BMJ 1996; 312 doi: https://doi.org/10.1136/bmj.312.7025.212 (Published 27 January 1996) Cite this as: BMJ 1996;312:212
  1. John Rawles, honorary senior lecturera
  1. a Medicines Assessment Research Unit, University of Aberdeen, Aberdeen AB9 2ZD
  • Accepted 2 November 1995

Abstract

Objective: To generalise from the results of the Grampian region early anistreplase trial (GREAT) and to express the benefit of earlier thrombolysis in terms of lives saved per hour of earlier treatment.

Design: Multivariate analysis of a randomised double blind trial.

Setting: 29 rural practices in Grampian region and teaching hospitals in Aberdeen.

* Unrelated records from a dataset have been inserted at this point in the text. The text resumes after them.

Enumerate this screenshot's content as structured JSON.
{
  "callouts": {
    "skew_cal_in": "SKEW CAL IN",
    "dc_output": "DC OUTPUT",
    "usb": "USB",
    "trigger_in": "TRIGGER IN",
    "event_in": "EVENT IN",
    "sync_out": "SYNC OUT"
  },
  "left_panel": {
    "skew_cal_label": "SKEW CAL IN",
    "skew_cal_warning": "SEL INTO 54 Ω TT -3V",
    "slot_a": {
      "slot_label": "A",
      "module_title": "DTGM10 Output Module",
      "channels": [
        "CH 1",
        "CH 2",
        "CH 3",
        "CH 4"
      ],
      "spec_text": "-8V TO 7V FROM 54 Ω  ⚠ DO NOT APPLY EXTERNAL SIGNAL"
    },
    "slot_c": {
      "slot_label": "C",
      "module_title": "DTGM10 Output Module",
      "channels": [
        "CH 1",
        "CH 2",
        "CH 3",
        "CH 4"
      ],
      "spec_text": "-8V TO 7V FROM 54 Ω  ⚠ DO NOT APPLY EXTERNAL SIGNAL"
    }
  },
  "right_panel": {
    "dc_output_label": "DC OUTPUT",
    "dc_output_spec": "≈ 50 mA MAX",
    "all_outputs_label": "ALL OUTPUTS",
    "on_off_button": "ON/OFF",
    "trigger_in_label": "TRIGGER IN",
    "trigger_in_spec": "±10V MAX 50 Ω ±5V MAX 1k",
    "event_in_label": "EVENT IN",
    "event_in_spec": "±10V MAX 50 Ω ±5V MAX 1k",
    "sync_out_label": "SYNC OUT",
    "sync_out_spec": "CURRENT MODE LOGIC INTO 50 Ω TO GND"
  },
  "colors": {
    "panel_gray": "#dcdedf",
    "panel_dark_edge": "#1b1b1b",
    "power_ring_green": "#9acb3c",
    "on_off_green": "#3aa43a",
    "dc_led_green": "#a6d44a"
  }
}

Subjects: 311 patients with suspected acute myocardial infarction and without contraindications to thrombolysis who were seen by their general practitioners within four hours of the start of symptoms.

Interventions: Anistreplase 30 units given intravenously, either by general practitioners before hospitalisation or later in hospital.

Main outcome measure: Death within 30 months of entry into trial.

Results: Death within 30 months was positively related to age (P<0.0001) and to delay between start of symptoms and thrombolytic treatment (P=0.0004). However, the probability of dying rose exponentially with earlier presentation, so death within 30 months was negatively related to the logarithm of the time of randomisation (P=0.0163). In patients presenting two hours after start of symptoms each hour's delay in receiving thrombolysis led to the loss of 21 lives per 1000 within 30 days (95% confidence interval 1 to 94 lives per 1000) (P=0.03) and 69 lives per 1000 within 30 months (16 to 141 lives per 1000) (P=0.0004).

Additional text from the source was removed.